Sunday, June 8, 2014

Condensing

I've been really busy lately, so I have not had much of a chance to give a real update. Things are going pretty well for me right now. I have a job I really like, I'm dating two guys, I have a car and apartment, I'm able to pay bills, I'm doing a bunch of volunteering, and I am about to start with a new therapist where I will also be able to attend groups. My last appointment with my former therapist went well, and I was able to see just how far I've come. I've also been trying to do more reading, and get through my TBR list.

Of course I still have my BPD moments, but it seems like I am at a point where I can at least condense it down to a main focus. That focus? Relationships. I am dating two guys, but one I only see once a week and the other lives two hours away. Both of these have their benefits, the main one being it is less likely for me to be clingy. Of course, when one didn't want to see me about a week ago, I still managed to end up in hysterics. That's my downfall, my vulnerability. Relationships. Abandonment and rejection issues are definitely what I need to work on most.
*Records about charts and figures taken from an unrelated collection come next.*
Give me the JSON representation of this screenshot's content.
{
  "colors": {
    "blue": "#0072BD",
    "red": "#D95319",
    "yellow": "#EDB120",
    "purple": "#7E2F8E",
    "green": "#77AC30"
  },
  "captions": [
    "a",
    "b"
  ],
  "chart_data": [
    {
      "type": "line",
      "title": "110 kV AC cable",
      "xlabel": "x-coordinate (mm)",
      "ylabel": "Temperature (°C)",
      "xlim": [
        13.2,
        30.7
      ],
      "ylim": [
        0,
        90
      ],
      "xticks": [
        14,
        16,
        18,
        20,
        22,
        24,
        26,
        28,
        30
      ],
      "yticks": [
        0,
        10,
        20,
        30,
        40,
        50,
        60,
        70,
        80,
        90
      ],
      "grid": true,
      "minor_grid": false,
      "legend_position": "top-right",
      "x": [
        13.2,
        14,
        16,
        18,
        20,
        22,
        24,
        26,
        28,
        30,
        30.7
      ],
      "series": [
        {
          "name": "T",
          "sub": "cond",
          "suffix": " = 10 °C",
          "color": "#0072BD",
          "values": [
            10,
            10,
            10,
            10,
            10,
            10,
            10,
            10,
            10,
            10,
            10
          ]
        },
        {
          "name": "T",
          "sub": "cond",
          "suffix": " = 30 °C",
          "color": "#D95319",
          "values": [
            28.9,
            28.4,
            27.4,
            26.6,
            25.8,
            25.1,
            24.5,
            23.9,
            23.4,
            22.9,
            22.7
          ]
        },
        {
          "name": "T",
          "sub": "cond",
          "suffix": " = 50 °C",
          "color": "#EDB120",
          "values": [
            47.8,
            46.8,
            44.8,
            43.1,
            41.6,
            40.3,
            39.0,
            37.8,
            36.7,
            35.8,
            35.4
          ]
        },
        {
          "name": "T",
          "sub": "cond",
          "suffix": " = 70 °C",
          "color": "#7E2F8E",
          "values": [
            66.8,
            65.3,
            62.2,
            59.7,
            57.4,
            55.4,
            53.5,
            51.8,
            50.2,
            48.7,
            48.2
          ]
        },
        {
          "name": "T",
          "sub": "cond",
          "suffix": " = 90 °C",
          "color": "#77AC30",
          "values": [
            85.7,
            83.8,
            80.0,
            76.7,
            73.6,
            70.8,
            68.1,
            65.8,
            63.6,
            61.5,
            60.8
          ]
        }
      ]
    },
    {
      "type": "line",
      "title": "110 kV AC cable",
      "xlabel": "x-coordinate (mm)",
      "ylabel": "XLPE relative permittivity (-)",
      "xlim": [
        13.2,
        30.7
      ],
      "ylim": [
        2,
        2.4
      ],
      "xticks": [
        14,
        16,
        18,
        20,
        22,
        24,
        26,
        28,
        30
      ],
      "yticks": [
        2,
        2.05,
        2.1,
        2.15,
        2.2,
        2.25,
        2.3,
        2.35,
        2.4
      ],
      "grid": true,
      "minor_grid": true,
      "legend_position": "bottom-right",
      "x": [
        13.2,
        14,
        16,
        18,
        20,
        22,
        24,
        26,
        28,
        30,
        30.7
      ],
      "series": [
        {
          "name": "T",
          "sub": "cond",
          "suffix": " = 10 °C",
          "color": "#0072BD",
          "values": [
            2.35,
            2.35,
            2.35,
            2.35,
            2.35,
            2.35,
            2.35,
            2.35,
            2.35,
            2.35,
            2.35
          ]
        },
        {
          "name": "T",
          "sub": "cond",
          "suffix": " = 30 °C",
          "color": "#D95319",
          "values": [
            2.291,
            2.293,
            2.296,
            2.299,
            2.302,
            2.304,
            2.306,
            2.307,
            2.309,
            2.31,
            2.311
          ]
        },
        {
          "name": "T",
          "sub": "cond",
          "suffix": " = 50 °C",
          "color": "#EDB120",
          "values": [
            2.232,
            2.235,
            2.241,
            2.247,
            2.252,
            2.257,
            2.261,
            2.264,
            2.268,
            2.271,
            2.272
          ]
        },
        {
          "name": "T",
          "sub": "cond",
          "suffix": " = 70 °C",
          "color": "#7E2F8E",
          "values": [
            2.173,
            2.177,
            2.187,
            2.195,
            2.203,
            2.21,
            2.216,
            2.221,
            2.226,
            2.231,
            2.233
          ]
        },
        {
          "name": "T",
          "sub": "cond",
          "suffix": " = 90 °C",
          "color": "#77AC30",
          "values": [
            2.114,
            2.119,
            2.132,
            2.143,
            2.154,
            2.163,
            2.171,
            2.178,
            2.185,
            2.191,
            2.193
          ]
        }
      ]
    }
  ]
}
I have been getting better at "riding the emotion like a wave" as they say in DBT. I've been allowing myself to feel the emotion, and then letting it go. Last night my brain seemed to want to remind me of every little trigger, and I ended up crying out of frustration. I went to bed listening to rain and woke up feeling fine and barely remembering I was upset. I guess my ability to not dwell on things has improved greatly. I continue to struggle with certain thought. How long will things be good? When will the next change come? How much time will  have with my two guys? What will the future be like? All of these, of course tie into my fears of being alone, rejection and abandonment.

I still have a lot of BPD traits, obviously. Technically I still fit all 9 categories. I'm just getting a lot better at controlling them, and them not being as noticeable. My old therapist even told me it may not be vital for me to be in DBT, at least as much as it was in the past.

I know to some people it may seem that I'm still a basket case. That is why I am the only person allowed to judge my progress. Also, comparing me to me is important.